Luís Costa - 20/07/2017 - 11:42

(Robert Reich) “defende-o (políticas distributivas) muitas vezes de modo mais radical do que os sociais-democratas europeus. Mas é bastante distante da esquerda anticapitalista, porque defende a economia de mercado como essencial à democracia. De facto, se o capitalismo tem sobrevivido em todo o tipo de regimes políticos, a democracia tem florescido sobretudo em economias de mercado.” (M. de Lurdes Rodrigues, Diário de Notícias, 10 de maio de 2017).

Aqui chegados, convém sintetizar. O chamado ‘modelo social europeu’, talvez o mais avançado estádio de equilíbrio social até hoje conhecido, em nada é tributário da conceção liberal, apesar das potencialidades desta em termos de crescimento económico. 

E se a sua consolidação’ não se fez sem os contributos de uma reforçada organização sindical, com que o mundo do trabalho respondeu à contumaz insensibilidade social do liberalismo, a sua inspiração imediata radica em dois grandes polos: o keynesiano ‘Plano Beveridge’ e os bismarckianos ‘seguros sociais obrigatórios’.

Ora, se o primeiro assenta num deliberado desenho económico, cujo objetivo é o de responder às recorrentes crises da acumulação capitalista, os segundos nasceram num contexto conservador de influência aristocrática (Junkers) e antirrevolucionária. A sua ascendência pré-capitalista não os ajeitou à formulação de um modelo económico explícito, embora o seu desenvolvimento tenha vindo a desembocar no que hoje se designa por ‘economia social de mercado’. 

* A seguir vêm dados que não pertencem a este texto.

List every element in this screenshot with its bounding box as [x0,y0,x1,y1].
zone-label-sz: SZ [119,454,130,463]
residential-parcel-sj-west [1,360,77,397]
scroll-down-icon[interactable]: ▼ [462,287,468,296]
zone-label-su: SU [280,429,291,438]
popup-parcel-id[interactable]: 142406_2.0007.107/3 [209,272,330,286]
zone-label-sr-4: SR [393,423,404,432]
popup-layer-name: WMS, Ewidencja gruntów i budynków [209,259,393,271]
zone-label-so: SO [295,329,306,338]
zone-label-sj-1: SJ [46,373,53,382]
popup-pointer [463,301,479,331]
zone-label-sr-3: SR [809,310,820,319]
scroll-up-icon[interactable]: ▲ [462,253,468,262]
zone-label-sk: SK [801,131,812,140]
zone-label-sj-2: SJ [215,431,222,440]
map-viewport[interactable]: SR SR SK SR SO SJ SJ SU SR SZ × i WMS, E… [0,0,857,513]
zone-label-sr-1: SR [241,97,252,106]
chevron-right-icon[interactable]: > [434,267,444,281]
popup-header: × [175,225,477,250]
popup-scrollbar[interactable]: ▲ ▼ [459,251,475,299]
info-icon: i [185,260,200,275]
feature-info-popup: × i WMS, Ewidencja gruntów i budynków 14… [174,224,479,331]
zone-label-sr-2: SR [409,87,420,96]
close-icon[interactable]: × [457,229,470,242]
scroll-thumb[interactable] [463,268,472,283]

Porém, a própria necessidade de juntar estes dois termos acaba por revelar uma disjunção conceptual que não pode ser indiferente à sua permeabilidade perante uma geral retoma do hegemonismo liberal (ordoliberalismo). Desde logo, porque o termo mercado, referindo-se a uma tão remota quanto politicamente controversa realidade, gera alguns equívocos, daqueles de que, com frequência, se serve a reciproca sobrevivência dos opostos. 

E não é só o da referida confusão entre capitalismo e economia de mercado que, aliás, vem amalgamar muitas descoincidências políticas e históricas. Já quando Adam Smith disponibilizava um suporte teórico ao moderno capitalismo, fê-lo atribuindo ao dinheiro um caráter meramente instrumental. E, alheio às relações de poder, concebendo a célebre ‘mão invisível’ como algo que funcionava nas supostas trocas entre equivalentes (DEBITA NOSTRA XXXIX, XL e XLI) a que chamava mercado. 

É também o equívoco que ignora a minuciosa descrição de F. Braudel (Civilisation matérielle, économie et capitalisme, 1979). A que o leva a afirmar serem os mercados formas de usar o dinheiro para trocar bens, enquanto capitalismo é uma forma de usar o dinheiro para fazer mais dinheiro. Equívoco este que tão bem negligencia aquela clássica distinção entre bem e moeda e acaba por absolver o mais recente regabofe dos ditos mercados financeiros.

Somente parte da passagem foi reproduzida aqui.